Eventually, I was diagnosed with Amplified Pain Syndrome (AMPS) where my nerves react negatively to unharmful stimuli in my case any type of touch or physical activity. I then began therapy at home for my AMPS, but fairly soon it was clear it was not helping. So, I was put on the waitlist to get into the RAPS (rehabilitation for amplified pain syndrome) program in Kansas City. I was finally able to get in Christmas break during my freshman year of college. I participated in extreme therapy 8 to 9 hours a day 5 days a week for 4 weeks with other therapies outside of that. Some parts began to get better and improve such as the pain to touch and the numbness in my hands in arms. As I graduated from the program, I had to tools I needed to move forward.
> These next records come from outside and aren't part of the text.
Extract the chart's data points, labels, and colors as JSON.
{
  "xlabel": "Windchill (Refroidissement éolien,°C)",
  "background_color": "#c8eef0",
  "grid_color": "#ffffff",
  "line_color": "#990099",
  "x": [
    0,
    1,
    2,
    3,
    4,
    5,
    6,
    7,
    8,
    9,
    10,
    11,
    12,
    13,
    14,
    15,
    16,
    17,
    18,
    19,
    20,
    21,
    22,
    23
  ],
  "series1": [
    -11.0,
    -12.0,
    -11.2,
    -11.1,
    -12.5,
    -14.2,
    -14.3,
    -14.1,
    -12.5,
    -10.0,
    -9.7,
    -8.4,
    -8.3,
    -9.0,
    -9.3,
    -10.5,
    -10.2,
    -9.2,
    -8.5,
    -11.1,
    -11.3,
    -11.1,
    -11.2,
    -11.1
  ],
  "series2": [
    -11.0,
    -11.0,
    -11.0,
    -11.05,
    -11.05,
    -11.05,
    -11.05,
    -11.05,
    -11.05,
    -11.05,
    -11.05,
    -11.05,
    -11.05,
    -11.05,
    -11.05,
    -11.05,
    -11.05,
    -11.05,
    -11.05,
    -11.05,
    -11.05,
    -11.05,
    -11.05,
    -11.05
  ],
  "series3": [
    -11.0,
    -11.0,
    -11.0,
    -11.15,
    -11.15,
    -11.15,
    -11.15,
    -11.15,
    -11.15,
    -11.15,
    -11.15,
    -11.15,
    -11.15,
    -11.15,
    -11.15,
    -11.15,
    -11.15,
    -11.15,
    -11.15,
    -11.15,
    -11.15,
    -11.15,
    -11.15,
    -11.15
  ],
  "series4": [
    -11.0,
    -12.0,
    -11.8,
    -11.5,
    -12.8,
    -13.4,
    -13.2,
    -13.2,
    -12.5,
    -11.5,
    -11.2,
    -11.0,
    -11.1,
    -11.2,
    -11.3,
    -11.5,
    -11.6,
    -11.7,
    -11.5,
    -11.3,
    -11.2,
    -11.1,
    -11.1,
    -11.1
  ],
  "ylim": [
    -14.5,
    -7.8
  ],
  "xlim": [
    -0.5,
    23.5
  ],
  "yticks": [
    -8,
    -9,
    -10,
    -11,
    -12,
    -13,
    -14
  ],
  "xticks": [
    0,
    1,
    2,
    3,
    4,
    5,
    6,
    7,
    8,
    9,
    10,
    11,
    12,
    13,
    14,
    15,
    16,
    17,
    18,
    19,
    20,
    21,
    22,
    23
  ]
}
The journey for me so far has been filled with ups and downs but I am still pushing forward. I could never have made it without my Lord and Savior Jesus Christ who was and will be with me every step of the way. I am still fighting depression and trying to come to terms with the abuse I experienced in the past, as well as continuing to get well physically but I know that I can do it because God with never leave me or forsake me. He never promised it would or will be easy which I know it won’t be, but He will be there and that is all that matters.

I am now in the middle of my Sophomore year of college and will soon be entering the Nursing program. I hope to graduate with my BSN and RN degrees and move to Uganda, Africa, and become a missionary nurse and adopt as many kids as I can! I want to live my life for Christ and spread the lifechanging gift of Salvation in Jesus through faith!